Tech Training May Provide Fatter Paychecks Than 4-Year Degrees, Study Finds
I find the result dubious, because they took only starting salaries as the comparison point. Do the following years leave those with shallower education “stuck in the shallow end”? But the point quoted below is clearly right — we need to know more about the downstream salaries. I’m not sure that we don’t have the data to answer the question. Aren’t there salary surveys in the Tech industry all the time? Doesn’t the BLS know about salaries?
The College Measures study makes the case for looking at the short-term gain. It found that, one year after graduation, those with two-year technical degrees earned, on average, more than $50,000, about $11,000 more than graduates with bachelor’s degrees. And compared with graduates of two-year colleges who had focused on academic subjects, those with technical degrees were making about $30,000 more.

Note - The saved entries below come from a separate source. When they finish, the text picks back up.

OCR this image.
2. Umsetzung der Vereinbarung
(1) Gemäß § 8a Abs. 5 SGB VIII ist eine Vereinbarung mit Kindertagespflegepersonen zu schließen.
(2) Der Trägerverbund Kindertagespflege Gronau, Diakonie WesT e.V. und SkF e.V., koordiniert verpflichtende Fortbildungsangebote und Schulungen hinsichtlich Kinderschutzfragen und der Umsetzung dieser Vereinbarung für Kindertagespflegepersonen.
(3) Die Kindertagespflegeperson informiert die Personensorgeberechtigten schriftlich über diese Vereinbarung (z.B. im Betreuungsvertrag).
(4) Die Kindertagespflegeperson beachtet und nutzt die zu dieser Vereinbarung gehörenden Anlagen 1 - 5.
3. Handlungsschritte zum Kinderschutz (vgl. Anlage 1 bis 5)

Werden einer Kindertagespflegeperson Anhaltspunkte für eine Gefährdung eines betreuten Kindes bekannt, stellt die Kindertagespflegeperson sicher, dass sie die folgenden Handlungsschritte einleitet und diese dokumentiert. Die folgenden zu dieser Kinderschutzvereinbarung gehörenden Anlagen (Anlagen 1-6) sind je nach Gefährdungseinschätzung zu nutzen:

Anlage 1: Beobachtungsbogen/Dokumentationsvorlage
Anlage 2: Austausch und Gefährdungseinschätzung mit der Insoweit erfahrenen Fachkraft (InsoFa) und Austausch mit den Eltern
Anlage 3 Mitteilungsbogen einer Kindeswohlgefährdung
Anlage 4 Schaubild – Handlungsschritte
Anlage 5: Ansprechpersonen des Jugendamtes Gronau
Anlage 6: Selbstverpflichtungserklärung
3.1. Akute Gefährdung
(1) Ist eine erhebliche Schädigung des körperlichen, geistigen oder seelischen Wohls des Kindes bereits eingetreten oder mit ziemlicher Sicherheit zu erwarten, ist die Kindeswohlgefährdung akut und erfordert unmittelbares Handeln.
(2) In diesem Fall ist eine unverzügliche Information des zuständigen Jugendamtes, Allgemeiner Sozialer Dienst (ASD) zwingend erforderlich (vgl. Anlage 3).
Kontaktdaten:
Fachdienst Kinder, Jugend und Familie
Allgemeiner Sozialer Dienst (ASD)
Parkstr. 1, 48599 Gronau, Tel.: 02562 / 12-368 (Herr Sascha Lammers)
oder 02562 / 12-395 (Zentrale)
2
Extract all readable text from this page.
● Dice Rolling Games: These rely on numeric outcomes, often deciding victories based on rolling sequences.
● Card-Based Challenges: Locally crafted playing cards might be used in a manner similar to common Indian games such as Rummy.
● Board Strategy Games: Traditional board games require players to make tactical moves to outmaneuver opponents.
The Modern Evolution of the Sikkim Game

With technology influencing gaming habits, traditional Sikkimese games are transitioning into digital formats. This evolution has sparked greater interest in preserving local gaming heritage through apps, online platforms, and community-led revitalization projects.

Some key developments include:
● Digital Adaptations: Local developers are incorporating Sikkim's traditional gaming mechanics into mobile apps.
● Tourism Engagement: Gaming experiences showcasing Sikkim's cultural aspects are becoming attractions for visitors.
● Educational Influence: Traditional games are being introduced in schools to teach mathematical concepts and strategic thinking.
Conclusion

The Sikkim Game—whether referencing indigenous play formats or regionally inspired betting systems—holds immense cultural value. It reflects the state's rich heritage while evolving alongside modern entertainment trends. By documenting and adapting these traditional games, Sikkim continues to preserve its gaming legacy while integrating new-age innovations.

Those who went on to receive master’s degrees earned, on average, $63,340, or $24,000 more than the median first-year earnings of those who stopped with a bachelor’s degree.
Mark Schneider, president of College Measures and a vice president of the American Institutes for Research, acknowledged in an interview on Thursday that the salary someone makes one year after graduation doesn’t necessarily reflect a person’s lifetime earnings potential. Many educators point out that, with rapidly changing work-force needs, students who complete narrowly focused technical degrees or certificates might land lucrative jobs right away but struggle to move on if those jobs dry up.
“We’ve all heard about the philosophy majors who start out as baristas at Starbucks and go on to become barristers, and the person with a technical degree who’s going to be replaced by robots,” Mr. Schneider said. But when it comes to tracking salaries 10 years down the road, “the truth is, we don’t know.”